Verifier Architecture

Verifier Architecture

The AMP Verifier is the "heart" of the protocol's trust model. It is a high-performance Rust-based service responsible for matching players and certifying match outcomes.

Trust Model: "Trust but Verify"

AMP uses a hybrid trust model:

  1. Matchmaking: Players trust the Verifier to pair them fairly based on MMR and rulesets.
  2. Authentication: Challenge-response auth binds sessions to wallet keys via server-issued nonces.
  3. Gameplay: In RT_HASH_AGREE mode, players trust each other not to collude, with the Verifier acting as a witness to their hashed state.
  4. Settlement: The Avalanche network trusts the Verifier's cryptographic signature (attestation) to release funds from escrow.

Internal Architecture

Match Queue (IndexedQueue)

The matchmaker uses an IndexedQueue data structure:

  • Players are bucketed by (gameId, rulesetId).
  • Within each bucket, entries are sorted by MMR.
  • Binary search finds skill-compatible pairs within a configured skill window.
  • The matchmaker tick runs every 50ms.
  • Maximum active matches capped at 10,000.

Authentication (auth.rs)

  • Server issues time-bound challenges (nonce + 60s TTL + gameId binding).
  • cleanup_expired runs on every cleanup cycle to purge stale challenges.
  • Login verifies the signed nonce against the challenge store.

Match State Management (state.rs)

  • Active matches stored in-memory with settled_at_ms and expires_at_ms.
  • archive_settled_match moves completed matches out of active storage.
  • cleanup_expired_matches runs every 60 seconds to expire stale matches.
  • Idempotent outcome submission via write-lock + deduplication guard.

Relayer Integration

  • Outcomes are enqueued to the amp-relayer for on-chain settlement.
  • Notification failures trigger exponential backoff retry (500ms -- 4s, 5 attempts).
  • The relayer uses sled for persistent queue, EIP-1559 gas, and nonce tracking.

Attestation Format

When a match is settled, the Verifier generates a signed Attestation.
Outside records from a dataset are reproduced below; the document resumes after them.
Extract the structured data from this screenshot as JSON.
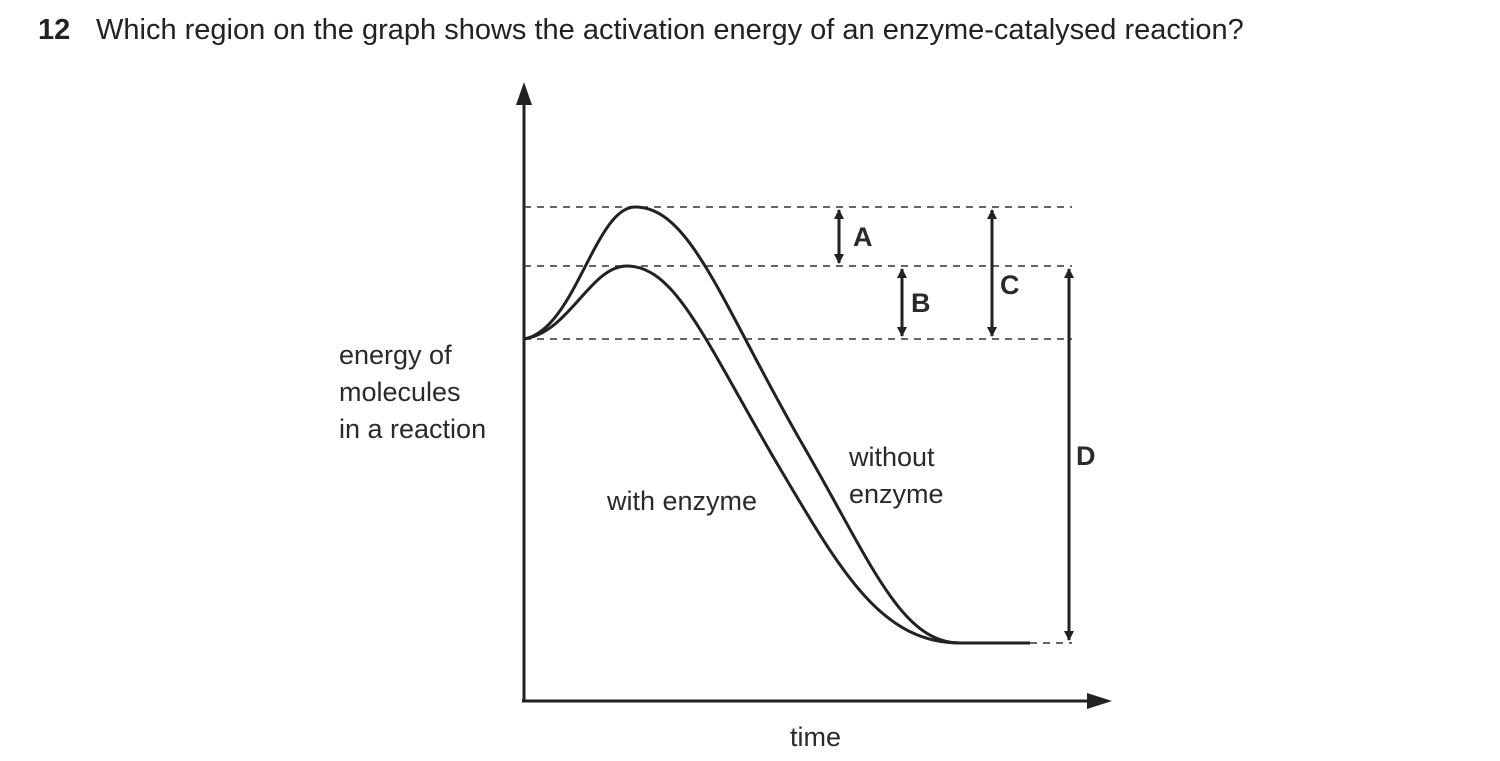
{
  "question": {
    "number": "12",
    "text": "Which region on the graph shows the activation energy of an enzyme-catalysed reaction?"
  },
  "diagram": {
    "y_axis_label": [
      "energy of",
      "molecules",
      "in a reaction"
    ],
    "x_axis_label": "time",
    "curve_labels": {
      "with_enzyme": "with enzyme",
      "without_enzyme": [
        "without",
        "enzyme"
      ]
    },
    "regions": {
      "a": "A",
      "b": "B",
      "c": "C",
      "d": "D"
    }
  }
}
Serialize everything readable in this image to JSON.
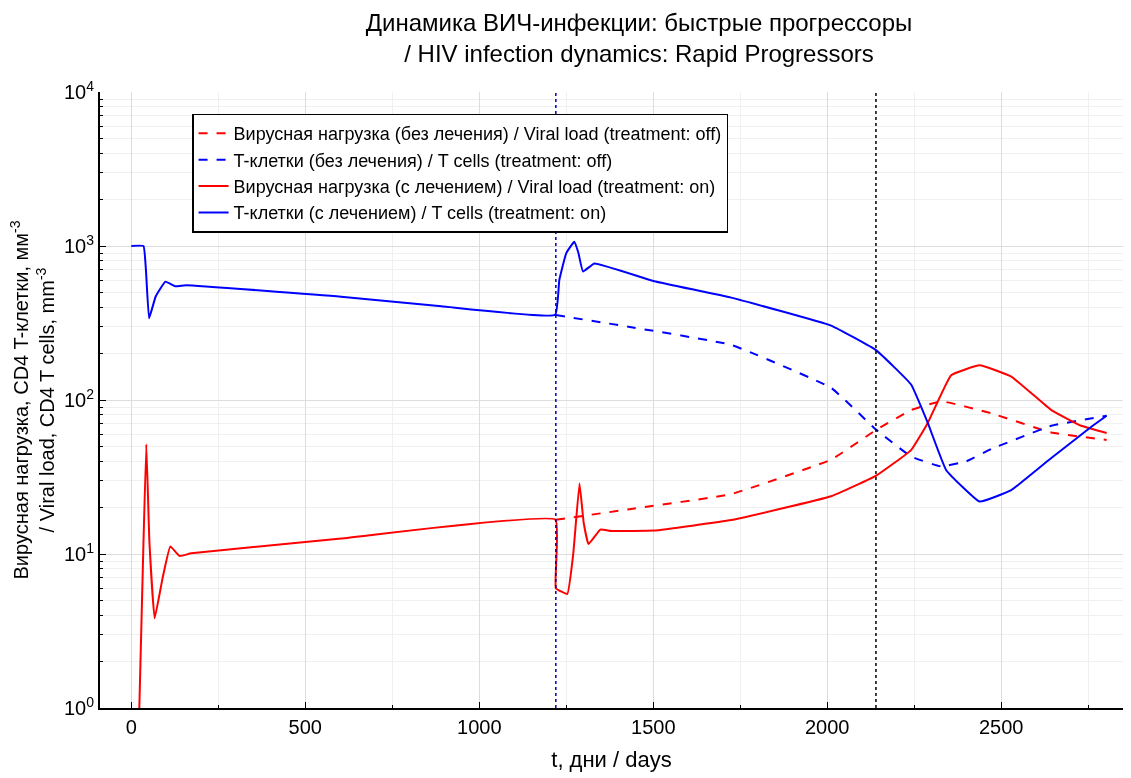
{
  "chart_data": {
    "type": "line",
    "title": "Динамика ВИЧ-инфекции: быстрые прогрессоры\n/ HIV infection dynamics: Rapid Progressors",
    "xlabel": "t, дни / days",
    "ylabel": "Вирусная нагрузка, CD4 T-клетки, мм$^{-3}$\n/ Viral load, CD4 T cells, mm$^{-3}$",
    "series": [
      {
        "name": "Вирусная нагрузка (без лечения) / Viral load (treatment: off)",
        "color": "#ff0000",
        "line_style": "dashed",
        "x": [
          1220,
          1437,
          1724,
          2011,
          2141,
          2241,
          2328,
          2471,
          2644,
          2803
        ],
        "values": [
          16.7,
          19.6,
          24.5,
          41,
          64,
          86,
          98,
          82,
          61.5,
          55
        ]
      },
      {
        "name": "T-клетки (без лечения) / T cells (treatment: off)",
        "color": "#0000ff",
        "line_style": "dashed",
        "x": [
          1220,
          1437,
          1724,
          2011,
          2141,
          2241,
          2328,
          2400,
          2471,
          2644,
          2803
        ],
        "values": [
          356,
          297,
          228,
          120,
          64,
          43,
          37,
          40,
          48,
          68,
          79
        ]
      },
      {
        "name": "Вирусная нагрузка (с лечением) / Viral load (treatment: on)",
        "color": "#ff0000",
        "line_style": "solid",
        "x": [
          23,
          33,
          43,
          52,
          67,
          90,
          112,
          139,
          172,
          603,
          1219,
          1220,
          1253,
          1270,
          1288,
          1300,
          1314,
          1348,
          1379,
          1503,
          1724,
          2011,
          2141,
          2241,
          2289,
          2356,
          2438,
          2529,
          2644,
          2730,
          2803
        ],
        "values": [
          1,
          8,
          51.6,
          12,
          3.82,
          7,
          11.2,
          9.7,
          10.1,
          12.6,
          16.7,
          6.0,
          5.5,
          10,
          28.7,
          16,
          11.6,
          14.4,
          14.1,
          14.2,
          16.6,
          23.7,
          32.3,
          47.3,
          71,
          145,
          168,
          142,
          86,
          68,
          61
        ]
      },
      {
        "name": "T-клетки (с лечением) / T cells (treatment: on)",
        "color": "#0000ff",
        "line_style": "solid",
        "x": [
          0,
          35,
          42,
          51,
          70,
          98,
          126,
          158,
          603,
          891,
          1218,
          1230,
          1250,
          1273,
          1285,
          1298,
          1331,
          1503,
          1724,
          2011,
          2141,
          2241,
          2289,
          2342,
          2438,
          2529,
          2644,
          2759,
          2803
        ],
        "values": [
          1000,
          1000,
          700,
          339,
          470,
          587,
          548,
          556,
          469,
          406,
          357,
          600,
          900,
          1064,
          900,
          683,
          770,
          591,
          462,
          304,
          210,
          126,
          71,
          35,
          21.9,
          26,
          42,
          67,
          79
        ]
      }
    ],
    "xlim": [
      -90,
      2850
    ],
    "xticks": [
      0,
      500,
      1000,
      1500,
      2000,
      2500
    ],
    "ylim": [
      1,
      10000
    ],
    "log": true,
    "yticks": [
      {
        "value": 1,
        "label": "10$^{0}$"
      },
      {
        "value": 10,
        "label": "10$^{1}$"
      },
      {
        "value": 100,
        "label": "10$^{2}$"
      },
      {
        "value": 1000,
        "label": "10$^{3}$"
      },
      {
        "value": 10000,
        "label": "10$^{4}$"
      }
    ],
    "ref_lines": [
      {
        "axis": "x",
        "value": 1220,
        "color": "#0000aa",
        "line_style": "dotted"
      },
      {
        "axis": "x",
        "value": 2140,
        "color": "#000000",
        "line_style": "dotted"
      }
    ],
    "grid": true,
    "legend": "top",
    "marker": "none"
  }
}
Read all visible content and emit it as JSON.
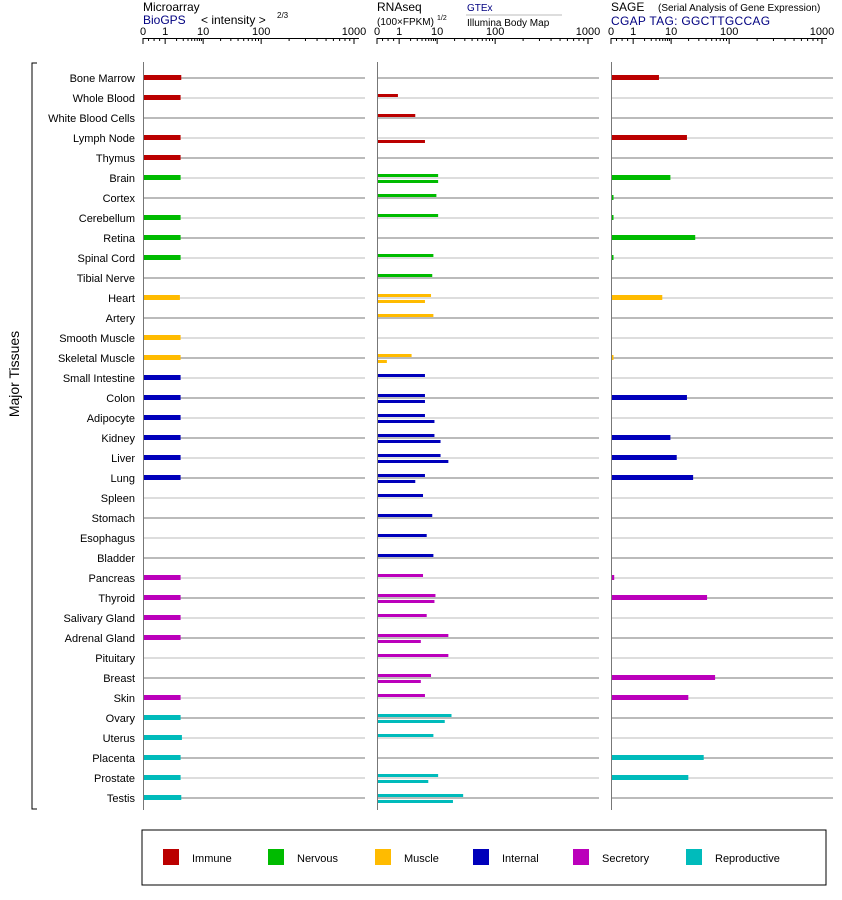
{
  "panels": {
    "microarray": {
      "title": "Microarray",
      "subtitle": "BioGPS",
      "scale_label": "< intensity >",
      "scale_exponent": "2/3"
    },
    "rnaseq": {
      "title": "RNAseq",
      "scale_label": "(100×FPKM)",
      "scale_exponent": "1/2",
      "source_1": "GTEx",
      "source_2": "Illumina Body Map"
    },
    "sage": {
      "title": "SAGE",
      "title_note": "(Serial Analysis of Gene Expression)",
      "subtitle": "CGAP TAG: GGCTTGCCAG"
    }
  },
  "axis_ticks": [
    "0",
    "1",
    "10",
    "100",
    "1000"
  ],
  "y_axis_label": "Major Tissues",
  "legend": [
    {
      "label": "Immune",
      "color": "#bb0000"
    },
    {
      "label": "Nervous",
      "color": "#00bb00"
    },
    {
      "label": "Muscle",
      "color": "#ffbb00"
    },
    {
      "label": "Internal",
      "color": "#0000bb"
    },
    {
      "label": "Secretory",
      "color": "#bb00bb"
    },
    {
      "label": "Reproductive",
      "color": "#00bbbb"
    }
  ],
  "chart_data": [
    {
      "type": "bar",
      "title": "Microarray",
      "xscale": "log-like",
      "xlim": [
        0,
        1000
      ],
      "categories": [
        "Bone Marrow",
        "Whole Blood",
        "White Blood Cells",
        "Lymph Node",
        "Thymus",
        "Brain",
        "Cortex",
        "Cerebellum",
        "Retina",
        "Spinal Cord",
        "Tibial Nerve",
        "Heart",
        "Artery",
        "Smooth Muscle",
        "Skeletal Muscle",
        "Small Intestine",
        "Colon",
        "Adipocyte",
        "Kidney",
        "Liver",
        "Lung",
        "Spleen",
        "Stomach",
        "Esophagus",
        "Bladder",
        "Pancreas",
        "Thyroid",
        "Salivary Gland",
        "Adrenal Gland",
        "Pituitary",
        "Breast",
        "Skin",
        "Ovary",
        "Uterus",
        "Placenta",
        "Prostate",
        "Testis"
      ],
      "groups": [
        "Immune",
        "Immune",
        "Immune",
        "Immune",
        "Immune",
        "Nervous",
        "Nervous",
        "Nervous",
        "Nervous",
        "Nervous",
        "Nervous",
        "Muscle",
        "Muscle",
        "Muscle",
        "Muscle",
        "Internal",
        "Internal",
        "Internal",
        "Internal",
        "Internal",
        "Internal",
        "Internal",
        "Internal",
        "Internal",
        "Internal",
        "Secretory",
        "Secretory",
        "Secretory",
        "Secretory",
        "Secretory",
        "Secretory",
        "Secretory",
        "Reproductive",
        "Reproductive",
        "Reproductive",
        "Reproductive",
        "Reproductive"
      ],
      "values": [
        2.5,
        2.4,
        null,
        2.4,
        2.4,
        2.4,
        null,
        2.4,
        2.4,
        2.4,
        null,
        2.3,
        null,
        2.4,
        2.4,
        2.4,
        2.4,
        2.4,
        2.4,
        2.4,
        2.4,
        null,
        null,
        null,
        null,
        2.4,
        2.4,
        2.4,
        2.4,
        null,
        null,
        2.4,
        2.4,
        2.6,
        2.4,
        2.4,
        2.5
      ]
    },
    {
      "type": "bar",
      "title": "RNAseq",
      "xscale": "log-like",
      "xlim": [
        0,
        1000
      ],
      "categories": [
        "Bone Marrow",
        "Whole Blood",
        "White Blood Cells",
        "Lymph Node",
        "Thymus",
        "Brain",
        "Cortex",
        "Cerebellum",
        "Retina",
        "Spinal Cord",
        "Tibial Nerve",
        "Heart",
        "Artery",
        "Smooth Muscle",
        "Skeletal Muscle",
        "Small Intestine",
        "Colon",
        "Adipocyte",
        "Kidney",
        "Liver",
        "Lung",
        "Spleen",
        "Stomach",
        "Esophagus",
        "Bladder",
        "Pancreas",
        "Thyroid",
        "Salivary Gland",
        "Adrenal Gland",
        "Pituitary",
        "Breast",
        "Skin",
        "Ovary",
        "Uterus",
        "Placenta",
        "Prostate",
        "Testis"
      ],
      "series": [
        {
          "name": "GTEx",
          "values": [
            null,
            0.9,
            2.5,
            null,
            null,
            10,
            9,
            10,
            null,
            7.5,
            7,
            6.5,
            7.5,
            null,
            2,
            4.5,
            4.5,
            4.5,
            8,
            11,
            4.5,
            4,
            7,
            5,
            7.5,
            4,
            8.5,
            5,
            15,
            15,
            6.5,
            4.5,
            17,
            7.5,
            null,
            10,
            27
          ]
        },
        {
          "name": "Illumina Body Map",
          "values": [
            null,
            null,
            null,
            4.5,
            null,
            10,
            null,
            null,
            null,
            null,
            null,
            4.5,
            null,
            null,
            0.4,
            null,
            4.5,
            8,
            11,
            15,
            2.5,
            null,
            null,
            null,
            null,
            null,
            8,
            null,
            3.5,
            null,
            3.5,
            null,
            13,
            null,
            null,
            5.5,
            18
          ]
        }
      ]
    },
    {
      "type": "bar",
      "title": "SAGE",
      "xscale": "log-like",
      "xlim": [
        0,
        1000
      ],
      "categories": [
        "Bone Marrow",
        "Whole Blood",
        "White Blood Cells",
        "Lymph Node",
        "Thymus",
        "Brain",
        "Cortex",
        "Cerebellum",
        "Retina",
        "Spinal Cord",
        "Tibial Nerve",
        "Heart",
        "Artery",
        "Smooth Muscle",
        "Skeletal Muscle",
        "Small Intestine",
        "Colon",
        "Adipocyte",
        "Kidney",
        "Liver",
        "Lung",
        "Spleen",
        "Stomach",
        "Esophagus",
        "Bladder",
        "Pancreas",
        "Thyroid",
        "Salivary Gland",
        "Adrenal Gland",
        "Pituitary",
        "Breast",
        "Skin",
        "Ovary",
        "Uterus",
        "Placenta",
        "Prostate",
        "Testis"
      ],
      "values": [
        4.5,
        null,
        null,
        18,
        null,
        9,
        0.05,
        0.05,
        25,
        0.05,
        null,
        5.5,
        null,
        null,
        0.05,
        null,
        18,
        null,
        9,
        12,
        23,
        null,
        null,
        null,
        null,
        0.1,
        40,
        null,
        null,
        null,
        55,
        19,
        null,
        null,
        35,
        19,
        null
      ]
    }
  ]
}
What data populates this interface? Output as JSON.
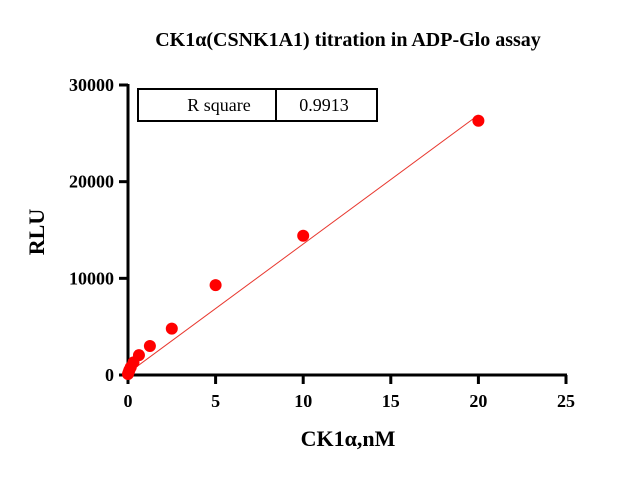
{
  "chart_data": {
    "type": "scatter",
    "title": "CK1α(CSNK1A1) titration in ADP-Glo assay",
    "xlabel": "CK1α,nM",
    "ylabel": "RLU",
    "xlim": [
      0,
      25
    ],
    "ylim": [
      0,
      30000
    ],
    "xticks": [
      0,
      5,
      10,
      15,
      20,
      25
    ],
    "yticks": [
      0,
      10000,
      20000,
      30000
    ],
    "grid": false,
    "point_color": "#ff0000",
    "line_color": "#e8382f",
    "series": [
      {
        "name": "RLU",
        "x": [
          0,
          0.039,
          0.078,
          0.156,
          0.3125,
          0.625,
          1.25,
          2.5,
          5,
          10,
          20
        ],
        "y": [
          100,
          300,
          500,
          800,
          1300,
          2050,
          3000,
          4800,
          9300,
          14400,
          26300
        ]
      }
    ],
    "fit": {
      "type": "linear",
      "slope": 1335,
      "intercept": 200,
      "x_range": [
        0,
        20
      ]
    },
    "annotation": {
      "label": "R square",
      "value": "0.9913"
    }
  }
}
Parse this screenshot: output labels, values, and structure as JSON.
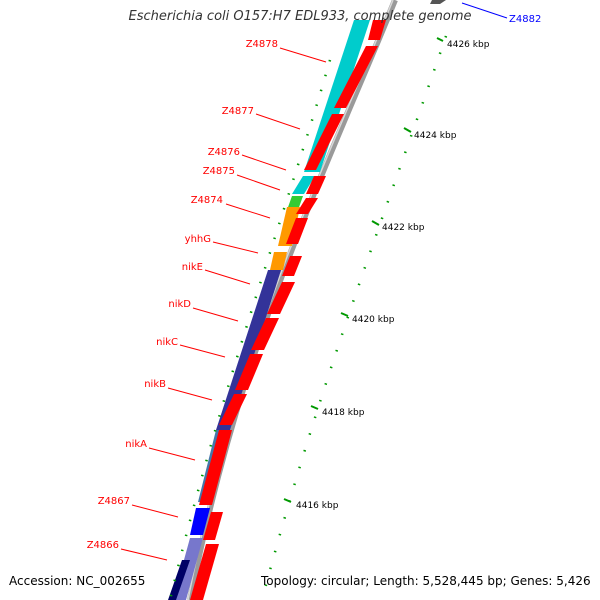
{
  "title": "Escherichia coli O157:H7 EDL933, complete genome",
  "accession": "Accession: NC_002655",
  "summary": "Topology: circular; Length: 5,528,445 bp; Genes: 5,426",
  "colors": {
    "gene_label": "#ff0000",
    "highlight_label": "#0000ff",
    "forward_strand": "#ff0000",
    "backbone": "#808080",
    "tick": "#008800",
    "segments": [
      "#00cccc",
      "#33cc33",
      "#ff9900",
      "#333399",
      "#4477aa",
      "#0000ff"
    ]
  },
  "highlight_gene": "Z4882",
  "gene_labels": [
    "Z4878",
    "Z4877",
    "Z4876",
    "Z4875",
    "Z4874",
    "yhhG",
    "nikE",
    "nikD",
    "nikC",
    "nikB",
    "nikA",
    "Z4867",
    "Z4866"
  ],
  "kbp_ticks": [
    "4426 kbp",
    "4424 kbp",
    "4422 kbp",
    "4420 kbp",
    "4418 kbp",
    "4416 kbp"
  ]
}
This is a compact Cap'n Proto message containing:

  • matchId: Unique identifier for the match.
  • winnerId: The address/ID of the winning player (or "draw").
  • payouts: A list of addresses and amounts.
  • transcriptHash: The final agreed-upon state hash.
  • signature: An ECDSA signature from the Verifier's private key.

Settlement Modes (Deep Dive)

1. Real-Time Hash Agreement (RT_HASH_AGREE)

  • Latency: Sub-millisecond.
  • Cost: Practically zero (one on-chain tx for settlement).
  • Use Case: Trusted competitive play, deterministic lockstep games.

2. Asynchronous Replay (ASYNC_VERIFIER)

  • Latency: Seconds to minutes (depending on match length).
  • Cost: Compute-intensive (requires running a headless game instance).
  • Use Case: High-stakes tournaments, anti-cheat enforcement, or when a desync is detected in real-time mode.

Security & Anti-Cheat

Because the Verifier has access to the full MatchTranscript (all inputs from all players), it can detect impossible movements or actions (e.g., speed hacks) by re-simulating the game logic. In Phase 2, we will introduce Fraud Proofs, allowing third parties to challenge a Verifier's attestation if they suspect foul play.

Current Security Measures

  • TOCTOU prevention: Single write-lock + idempotency guard on outcome submission.
  • Self-join guard: Players cannot join their own matches.
  • ** Arbiter validation**: RT_HASH_AGREE games require a designated arbiter for disputes.
  • Dispute timeout: Disputed matches can only be expired after 3x the match timeout.
  • Match timeout cap: Maximum 30-day match timeout to prevent fund lockup.